The ultimate, elegant sip …
I’ve featured the Martini before but this looks like a good month to do a repeat. We’re already on the subject of a proper Martini in the blog this month, and I believe the Martini represents the cocktail in it’s the highest, purest form. So here it is again.
Simple, clear, bracing, smooth, and stunningly elegant.
Ignore all the hooey about vodka, and all those silly “–tini” things and go for the classic combination – London Dry-style gin and dry vermouth. The vermouth knocks the bitter edge off the gin and the gin banishes the sweetness of the vermouth. The result is a whole new flavor and it’s almost shockingly smooth. Amazing!
A number of people who have told me they didn’t like gin, decided they actually did like gin after a sip of one of my Martinis. You owe it to yourself to give it a try.
- 5 parts gin
- 1 part dry vermouth
Garnish with olives, a twist of lemon, or, if you want to call it a Gibson, a cocktail onion. Any of these will be totally swell.

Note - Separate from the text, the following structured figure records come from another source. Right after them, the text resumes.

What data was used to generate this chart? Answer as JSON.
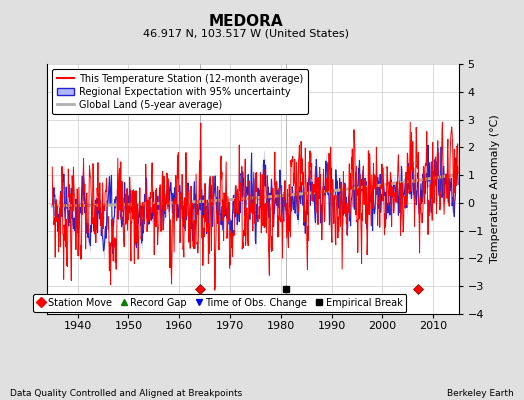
{
  "title": "MEDORA",
  "subtitle": "46.917 N, 103.517 W (United States)",
  "ylabel": "Temperature Anomaly (°C)",
  "ylim": [
    -4,
    5
  ],
  "xlim": [
    1934,
    2015
  ],
  "xticks": [
    1940,
    1950,
    1960,
    1970,
    1980,
    1990,
    2000,
    2010
  ],
  "yticks": [
    -4,
    -3,
    -2,
    -1,
    0,
    1,
    2,
    3,
    4,
    5
  ],
  "bg_color": "#e0e0e0",
  "plot_bg_color": "#ffffff",
  "station_move_years": [
    1964,
    2007
  ],
  "empirical_break_years": [
    1981
  ],
  "vline_years": [
    1964,
    1981
  ],
  "station_move_y": -3.1,
  "empirical_break_y": -3.1,
  "footer_left": "Data Quality Controlled and Aligned at Breakpoints",
  "footer_right": "Berkeley Earth",
  "title_fontsize": 11,
  "subtitle_fontsize": 8,
  "tick_labelsize": 8,
  "ylabel_fontsize": 8,
  "legend_fontsize": 7,
  "footer_fontsize": 6.5
}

Combine ingredients and shake until icy cold. Strain into a cocktail glass. Some people insist on stirring their Martinis. This results in a clearer drink at the outset, which is nice, but you have to stir a long time to get it cold enough. I don't like to wait.
A word about ingredients
Gin With all the new craft gins out there, things can get confusing. London Dry gin (sometimes simply called dry gin) is the most commonplace style of gin and it’s what good martinis are made of. Tanqueray, Bombay, Beefeater, Segram’s, Broker's, Gordon's, and Gilbey’s are all London Dry gins, and easy to find. And there are others. If you’re unsure, read the label or ask your friendly liquor merchant.

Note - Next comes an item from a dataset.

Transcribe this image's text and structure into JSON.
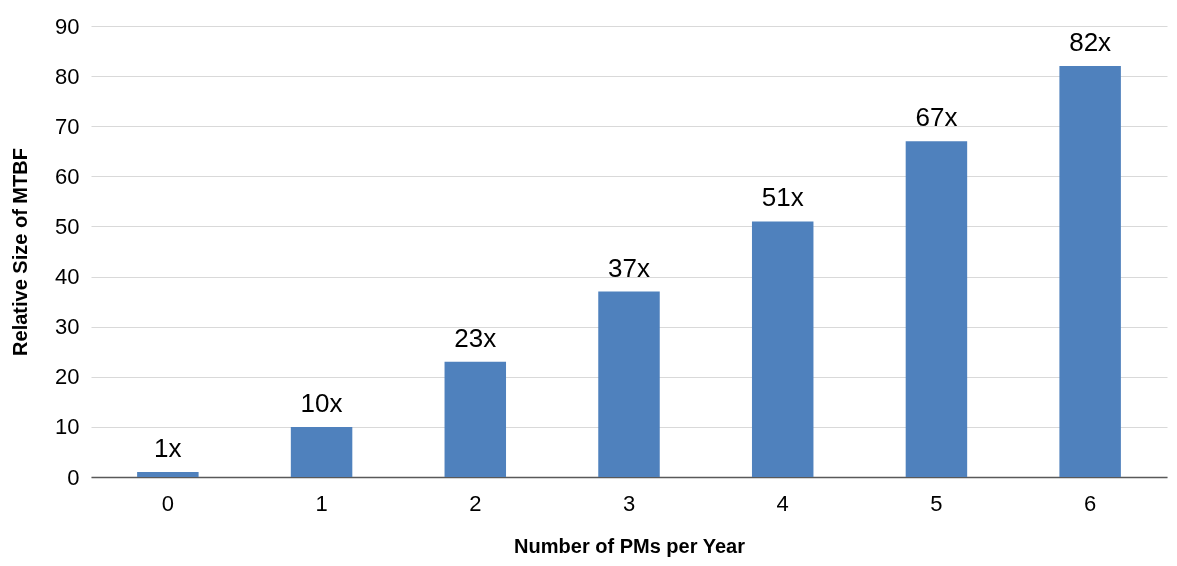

Dry Vermouth Most vermouth is sold in green bottles, but dry vermouth has a label and bottle cap that are also green. (Sweet vermouth – great in Manhattans, but not in Martinis – will usually have a red label and/or a red cap.) Any good brand will be fine. Depending on what’s on the store shelf, I’ve been known to use Martini & Rossi, Noilly Pratt, Cinzano, and Dolin. Prices for more exotic brands can get pretty ridiculous, and you’re not going to need very much, so stay with the classics.